Filipo Nakosi
- Born: Filipo Nakosi 8 April 1992 (age 33)
- Height: 6 ft (183 cm)
- Weight: 15 st 6 lb (216 lb; 98 kg)
- Notable relative: Josua Tuisova (brother)

Rugby union career
- Position: Wing
- Current team: Castres Olympique

Senior career
- Years: Team / Apps / (Points)
- 2014–2015: Northland / 11 / (5)
- 2015–2018: Agen / 49 / (90)
- 2018–2019: Toulon / 18 / (50)
- 2019–: Castres / 86 / (110)
- Correct as of 23 January 2024

International career
- Years: Team / Apps / (Points)
- 2019: Fiji / 3 / ((0))
- Correct as of 25 September 2019

= Filipo Nakosi =

Fiji international rugby union player (born 1992)

Filipo Nakosi (born 8 April 1992) is a Fijian rugby player for Castres Olympique in France's Top 14, the highest level of French rugby.
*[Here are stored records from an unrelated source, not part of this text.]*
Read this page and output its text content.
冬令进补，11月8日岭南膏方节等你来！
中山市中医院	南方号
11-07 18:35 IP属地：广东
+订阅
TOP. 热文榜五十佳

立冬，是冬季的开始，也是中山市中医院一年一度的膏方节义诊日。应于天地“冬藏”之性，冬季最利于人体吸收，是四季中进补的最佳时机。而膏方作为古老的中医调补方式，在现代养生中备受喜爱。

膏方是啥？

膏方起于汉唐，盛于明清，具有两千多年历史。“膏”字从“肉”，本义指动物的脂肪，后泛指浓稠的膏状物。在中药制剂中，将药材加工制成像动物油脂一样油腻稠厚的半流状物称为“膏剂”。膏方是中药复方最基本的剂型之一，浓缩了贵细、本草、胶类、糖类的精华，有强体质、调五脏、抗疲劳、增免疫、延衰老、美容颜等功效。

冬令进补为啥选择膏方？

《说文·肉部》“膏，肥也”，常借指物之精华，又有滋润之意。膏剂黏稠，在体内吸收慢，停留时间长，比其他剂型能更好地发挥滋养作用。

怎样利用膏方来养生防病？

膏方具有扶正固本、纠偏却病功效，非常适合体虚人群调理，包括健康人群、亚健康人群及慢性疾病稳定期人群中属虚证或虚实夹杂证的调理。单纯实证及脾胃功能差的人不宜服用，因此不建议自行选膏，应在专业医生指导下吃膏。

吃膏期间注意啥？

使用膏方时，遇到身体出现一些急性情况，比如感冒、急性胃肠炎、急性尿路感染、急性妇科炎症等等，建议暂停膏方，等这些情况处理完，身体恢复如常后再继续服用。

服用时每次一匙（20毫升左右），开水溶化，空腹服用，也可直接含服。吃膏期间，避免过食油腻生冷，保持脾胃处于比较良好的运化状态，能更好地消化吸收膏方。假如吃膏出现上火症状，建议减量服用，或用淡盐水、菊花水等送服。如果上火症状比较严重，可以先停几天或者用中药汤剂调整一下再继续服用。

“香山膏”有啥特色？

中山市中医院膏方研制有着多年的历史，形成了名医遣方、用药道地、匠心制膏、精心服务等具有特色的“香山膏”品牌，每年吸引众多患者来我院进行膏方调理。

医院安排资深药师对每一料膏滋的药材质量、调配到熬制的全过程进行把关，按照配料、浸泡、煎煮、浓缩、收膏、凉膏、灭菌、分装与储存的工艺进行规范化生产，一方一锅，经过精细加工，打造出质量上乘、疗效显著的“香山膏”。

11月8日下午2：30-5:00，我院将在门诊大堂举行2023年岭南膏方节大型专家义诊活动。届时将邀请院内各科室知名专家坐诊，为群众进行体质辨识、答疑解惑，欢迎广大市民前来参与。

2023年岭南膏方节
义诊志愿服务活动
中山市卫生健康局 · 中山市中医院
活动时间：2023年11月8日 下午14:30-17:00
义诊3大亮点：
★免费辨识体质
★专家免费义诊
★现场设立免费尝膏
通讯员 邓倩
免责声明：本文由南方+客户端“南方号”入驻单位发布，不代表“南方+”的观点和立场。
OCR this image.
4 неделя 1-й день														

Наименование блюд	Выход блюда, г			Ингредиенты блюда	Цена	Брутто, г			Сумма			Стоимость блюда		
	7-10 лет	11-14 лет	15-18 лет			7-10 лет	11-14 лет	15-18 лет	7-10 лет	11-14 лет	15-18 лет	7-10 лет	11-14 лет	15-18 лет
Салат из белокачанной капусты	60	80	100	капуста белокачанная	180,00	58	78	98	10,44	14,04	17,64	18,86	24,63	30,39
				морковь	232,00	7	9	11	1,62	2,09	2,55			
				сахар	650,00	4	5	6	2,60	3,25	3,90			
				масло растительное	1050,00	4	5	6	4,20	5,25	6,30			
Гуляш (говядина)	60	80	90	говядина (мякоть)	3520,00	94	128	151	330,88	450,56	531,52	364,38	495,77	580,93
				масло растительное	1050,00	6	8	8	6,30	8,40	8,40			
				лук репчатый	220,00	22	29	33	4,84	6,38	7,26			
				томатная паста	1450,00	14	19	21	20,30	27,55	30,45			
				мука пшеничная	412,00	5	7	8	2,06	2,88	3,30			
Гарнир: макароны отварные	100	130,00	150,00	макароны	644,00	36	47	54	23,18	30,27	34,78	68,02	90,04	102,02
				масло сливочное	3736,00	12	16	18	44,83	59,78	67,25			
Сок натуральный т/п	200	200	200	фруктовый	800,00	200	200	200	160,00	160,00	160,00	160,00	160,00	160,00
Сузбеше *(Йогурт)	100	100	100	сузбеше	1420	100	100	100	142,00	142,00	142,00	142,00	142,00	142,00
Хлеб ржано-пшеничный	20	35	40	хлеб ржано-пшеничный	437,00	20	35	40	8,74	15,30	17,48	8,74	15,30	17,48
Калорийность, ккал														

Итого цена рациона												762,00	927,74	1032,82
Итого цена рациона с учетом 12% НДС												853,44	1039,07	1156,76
His primary position is wing. His brother Josua Tuisova is also a Fiji international player.

==Career==
Nakosi began his career in his native Fiji playing for Nadi in the Skipper Cup, he then joined amateur club Awanui in New Zealand's Northland Rugby Union. His performances saw him make the Northland Mitre 10 Cup team playing in 11 games before moving on to a fully professional contract with SU Agen in France, as a medical joker (injury replacement) for Canadian wing Taylor Paris.

His impressive performances saw Agen make him a permanent signing at the end of the season with a two-year contract. However, in November 2016 it was announced Nakosi had signed for Toulon to join his brother Josua Tuisova, before allowing him to remain at Agen for a further season on loan.

After playing only one season for Toulon Nakosi moved on again to Castres Olympique in the summer of 2019.

In August 2019 he was named in Fiji's squad for the 2019 Rugby World Cup.